Apple Inc., maker of the iPad tablet computer and the iPhone, was sued by New York publisher John T. Colby in federal court today for trademark infringement over its use of the term “iBooks.”

Colby bought in 2006 and 2007 the assets of various entities owned by New York publisher Byron Preiss, who had published more than 1,000 hardcover and paperback books under the “ibooks” name starting in September 1999, according to the lawsuit, which was filed in U.S. District Court in Manhattan today.

Apple has a trademark on the name “IBOOK” for computers and once sold a personal computer known as the “iBook,” according to the lawsuit.
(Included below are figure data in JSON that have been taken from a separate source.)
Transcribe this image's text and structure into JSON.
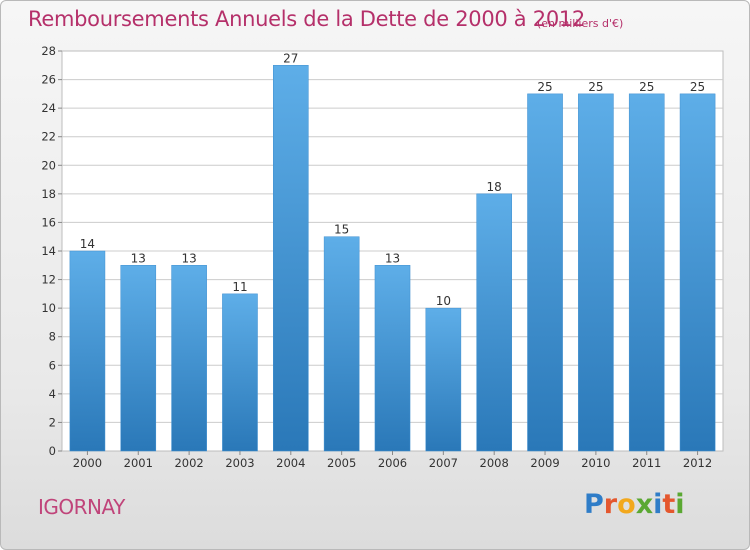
{
  "title": "Remboursements Annuels de la Dette de 2000 à 2012",
  "subtitle": "(en milliers d'€)",
  "place": "IGORNAY",
  "logo": {
    "text": "Proxiti"
  },
  "colors": {
    "title": "#b5306a",
    "bar_top": "#5eaee8",
    "bar_bottom": "#2a78b8",
    "grid": "#cccccc"
  },
  "chart_data": {
    "type": "bar",
    "categories": [
      "2000",
      "2001",
      "2002",
      "2003",
      "2004",
      "2005",
      "2006",
      "2007",
      "2008",
      "2009",
      "2010",
      "2011",
      "2012"
    ],
    "values": [
      14,
      13,
      13,
      11,
      27,
      15,
      13,
      10,
      18,
      25,
      25,
      25,
      25
    ],
    "title": "Remboursements Annuels de la Dette de 2000 à 2012",
    "xlabel": "",
    "ylabel": "",
    "ylim": [
      0,
      28
    ],
    "yticks": [
      0,
      2,
      4,
      6,
      8,
      10,
      12,
      14,
      16,
      18,
      20,
      22,
      24,
      26,
      28
    ],
    "grid": true,
    "data_labels": true
  }
}
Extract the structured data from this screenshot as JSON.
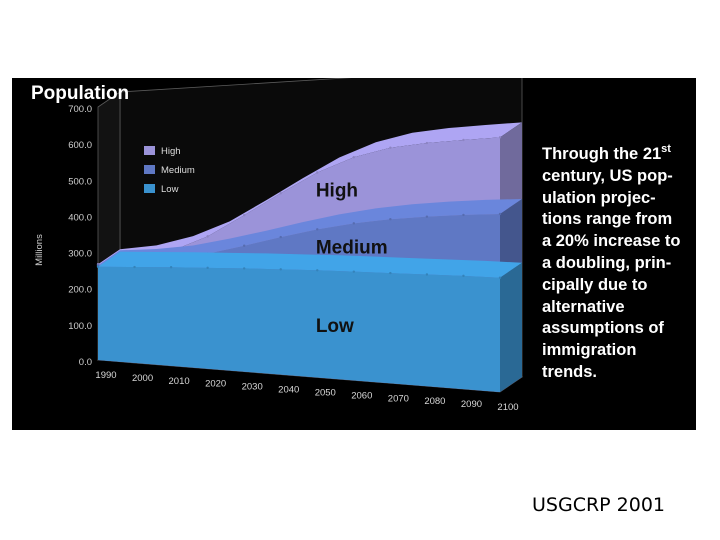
{
  "chart_data": {
    "type": "area",
    "title": "Population",
    "ylabel": "Millions",
    "xlabel": "",
    "x": [
      1990,
      2000,
      2010,
      2020,
      2030,
      2040,
      2050,
      2060,
      2070,
      2080,
      2090,
      2100
    ],
    "ylim": [
      0,
      700
    ],
    "y_ticks": [
      "0.0",
      "100.0",
      "200.0",
      "300.0",
      "400.0",
      "500.0",
      "600.0",
      "700.0"
    ],
    "x_ticks": [
      "1990",
      "2000",
      "2010",
      "2020",
      "2030",
      "2040",
      "2050",
      "2060",
      "2070",
      "2080",
      "2090",
      "2100"
    ],
    "series": [
      {
        "name": "High",
        "color": "#9b93d9",
        "values": [
          265,
          278,
          305,
          345,
          400,
          455,
          505,
          540,
          560,
          568,
          572,
          575
        ]
      },
      {
        "name": "Medium",
        "color": "#5f78c4",
        "values": [
          262,
          268,
          280,
          300,
          322,
          345,
          365,
          380,
          390,
          396,
          400,
          402
        ]
      },
      {
        "name": "Low",
        "color": "#3a92cf",
        "values": [
          258,
          260,
          262,
          263,
          264,
          264,
          264,
          263,
          262,
          261,
          260,
          258
        ]
      }
    ],
    "in_chart_labels": [
      "High",
      "Medium",
      "Low"
    ],
    "legend_position": "top-left",
    "grid": false,
    "style": "3d-stacked-area"
  },
  "caption": {
    "line_1": "Through the 21",
    "line_1_sup": "st",
    "lines": [
      "century, US pop-",
      "ulation projec-",
      "tions range from",
      "a 20% increase to",
      "a doubling, prin-",
      "cipally due to",
      "alternative",
      "assumptions of",
      "immigration",
      "trends."
    ]
  },
  "credit": "USGCRP 2001",
  "colors": {
    "panel_bg": "#000000",
    "text_on_dark": "#ffffff",
    "axis_text": "#bbbbbb"
  }
}
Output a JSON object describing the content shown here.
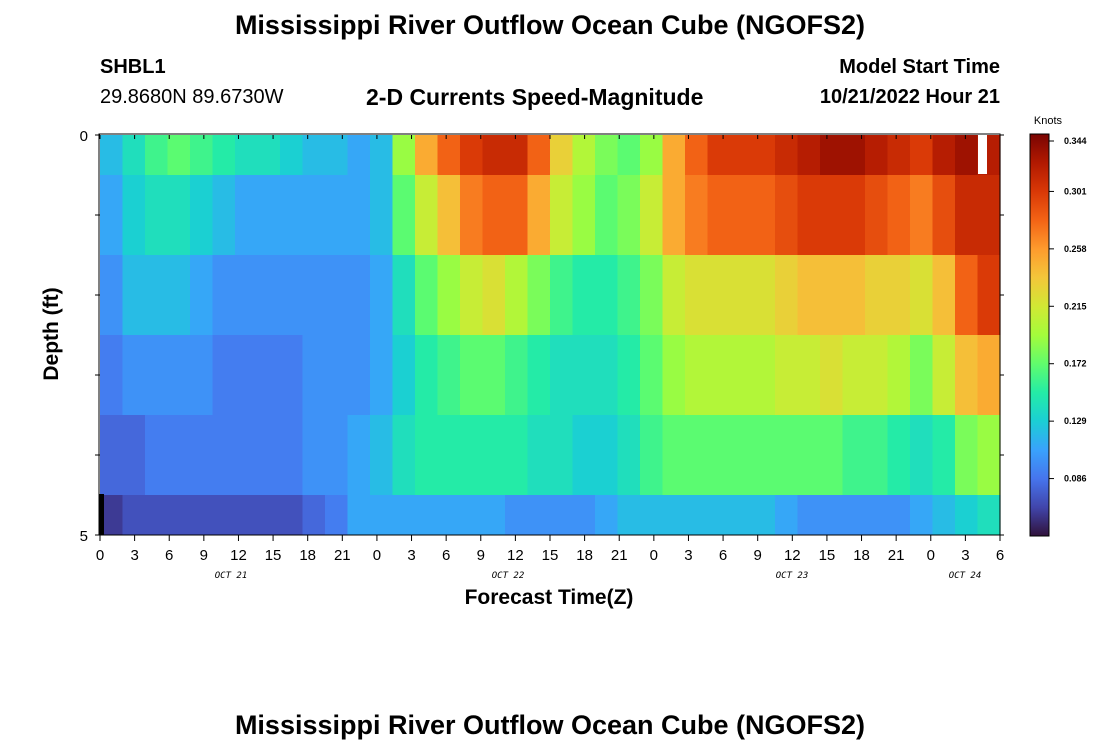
{
  "header": {
    "title": "Mississippi River Outflow Ocean Cube (NGOFS2)",
    "station_id": "SHBL1",
    "station_coords": "29.8680N  89.6730W",
    "subtitle": "2-D Currents Speed-Magnitude",
    "model_start_label": "Model Start Time",
    "model_start_value": "10/21/2022 Hour 21"
  },
  "footer": {
    "title_repeat": "Mississippi River Outflow Ocean Cube (NGOFS2)"
  },
  "chart_data": {
    "type": "heatmap",
    "xlabel": "Forecast Time(Z)",
    "ylabel": "Depth (ft)",
    "x_range_hours": [
      0,
      78
    ],
    "x_ticks": [
      "0",
      "3",
      "6",
      "9",
      "12",
      "15",
      "18",
      "21",
      "0",
      "3",
      "6",
      "9",
      "12",
      "15",
      "18",
      "21",
      "0",
      "3",
      "6",
      "9",
      "12",
      "15",
      "18",
      "21",
      "0",
      "3",
      "6"
    ],
    "month_labels": [
      "OCT 21",
      "OCT 22",
      "OCT 23",
      "OCT 24"
    ],
    "y_tick_labels": [
      "0",
      "5"
    ],
    "ylim": [
      0,
      5
    ],
    "colorbar": {
      "title": "Knots",
      "ticks": [
        0.344,
        0.301,
        0.258,
        0.215,
        0.172,
        0.129,
        0.086
      ],
      "range": [
        0.043,
        0.344
      ]
    },
    "columns_per_row": 40,
    "rows": [
      {
        "depth_range": [
          0.0,
          0.5
        ],
        "values": [
          0.12,
          0.14,
          0.16,
          0.17,
          0.16,
          0.15,
          0.14,
          0.14,
          0.13,
          0.12,
          0.12,
          0.11,
          0.12,
          0.19,
          0.25,
          0.28,
          0.3,
          0.31,
          0.31,
          0.28,
          0.23,
          0.2,
          0.18,
          0.17,
          0.19,
          0.25,
          0.28,
          0.3,
          0.3,
          0.3,
          0.31,
          0.32,
          0.33,
          0.33,
          0.32,
          0.31,
          0.3,
          0.32,
          0.33,
          0.32
        ]
      },
      {
        "depth_range": [
          0.5,
          1.5
        ],
        "values": [
          0.11,
          0.13,
          0.14,
          0.14,
          0.13,
          0.12,
          0.11,
          0.11,
          0.11,
          0.11,
          0.11,
          0.11,
          0.12,
          0.17,
          0.21,
          0.24,
          0.27,
          0.28,
          0.28,
          0.25,
          0.21,
          0.19,
          0.17,
          0.18,
          0.21,
          0.25,
          0.27,
          0.28,
          0.28,
          0.28,
          0.29,
          0.3,
          0.3,
          0.3,
          0.29,
          0.28,
          0.27,
          0.29,
          0.31,
          0.31
        ]
      },
      {
        "depth_range": [
          1.5,
          2.5
        ],
        "values": [
          0.1,
          0.12,
          0.12,
          0.12,
          0.11,
          0.1,
          0.1,
          0.1,
          0.1,
          0.1,
          0.1,
          0.1,
          0.11,
          0.14,
          0.17,
          0.19,
          0.21,
          0.22,
          0.2,
          0.18,
          0.16,
          0.15,
          0.15,
          0.16,
          0.18,
          0.21,
          0.22,
          0.22,
          0.22,
          0.22,
          0.23,
          0.24,
          0.24,
          0.24,
          0.23,
          0.23,
          0.22,
          0.24,
          0.28,
          0.3
        ]
      },
      {
        "depth_range": [
          2.5,
          3.5
        ],
        "values": [
          0.09,
          0.1,
          0.1,
          0.1,
          0.1,
          0.09,
          0.09,
          0.09,
          0.09,
          0.1,
          0.1,
          0.1,
          0.11,
          0.13,
          0.15,
          0.16,
          0.17,
          0.17,
          0.16,
          0.15,
          0.14,
          0.14,
          0.14,
          0.15,
          0.17,
          0.19,
          0.2,
          0.2,
          0.2,
          0.2,
          0.21,
          0.21,
          0.22,
          0.21,
          0.21,
          0.2,
          0.18,
          0.21,
          0.24,
          0.25
        ]
      },
      {
        "depth_range": [
          3.5,
          4.5
        ],
        "values": [
          0.08,
          0.08,
          0.09,
          0.09,
          0.09,
          0.09,
          0.09,
          0.09,
          0.09,
          0.1,
          0.1,
          0.11,
          0.12,
          0.14,
          0.15,
          0.15,
          0.15,
          0.15,
          0.15,
          0.14,
          0.14,
          0.13,
          0.13,
          0.14,
          0.16,
          0.17,
          0.17,
          0.17,
          0.17,
          0.17,
          0.17,
          0.17,
          0.17,
          0.16,
          0.16,
          0.15,
          0.14,
          0.15,
          0.18,
          0.19
        ]
      },
      {
        "depth_range": [
          4.5,
          5.0
        ],
        "values": [
          0.06,
          0.07,
          0.07,
          0.07,
          0.07,
          0.07,
          0.07,
          0.07,
          0.07,
          0.08,
          0.09,
          0.11,
          0.11,
          0.11,
          0.11,
          0.11,
          0.11,
          0.11,
          0.1,
          0.1,
          0.1,
          0.1,
          0.11,
          0.12,
          0.12,
          0.12,
          0.12,
          0.12,
          0.12,
          0.12,
          0.11,
          0.1,
          0.1,
          0.1,
          0.1,
          0.1,
          0.11,
          0.12,
          0.13,
          0.14
        ]
      }
    ],
    "colormap": [
      "#30123b",
      "#4145ab",
      "#4675ed",
      "#39a2fc",
      "#1bcfd4",
      "#24eca6",
      "#61fc6c",
      "#a4fc3b",
      "#d1e834",
      "#f3c63a",
      "#fe9b2d",
      "#f36315",
      "#d93806",
      "#b11901",
      "#7a0402"
    ]
  }
}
The Cupertino, California-based company never used the term as a designation for electronic books or an application for the delivery of electronic books until it began selling the iPad in April 2010, Colby said in the lawsuit.

“Apple’s use of the mark ‘iBooks’ to denote the electronic library that can be accessed via its iPad tablet computer and its iPhone is likely to overwhelm the good will of plaintiffs’ ‘ibooks’ and ‘ipicturebooks’ marks and render them virtually worthless,” the lawsuit says.

Steve Dowling, a spokesman for Apple, declined to comment in a telephone interview.

The case is J.T. Colby & Co. vs. Apple Inc., 11-cv-4060, U.S. District Court, Southern District of New York.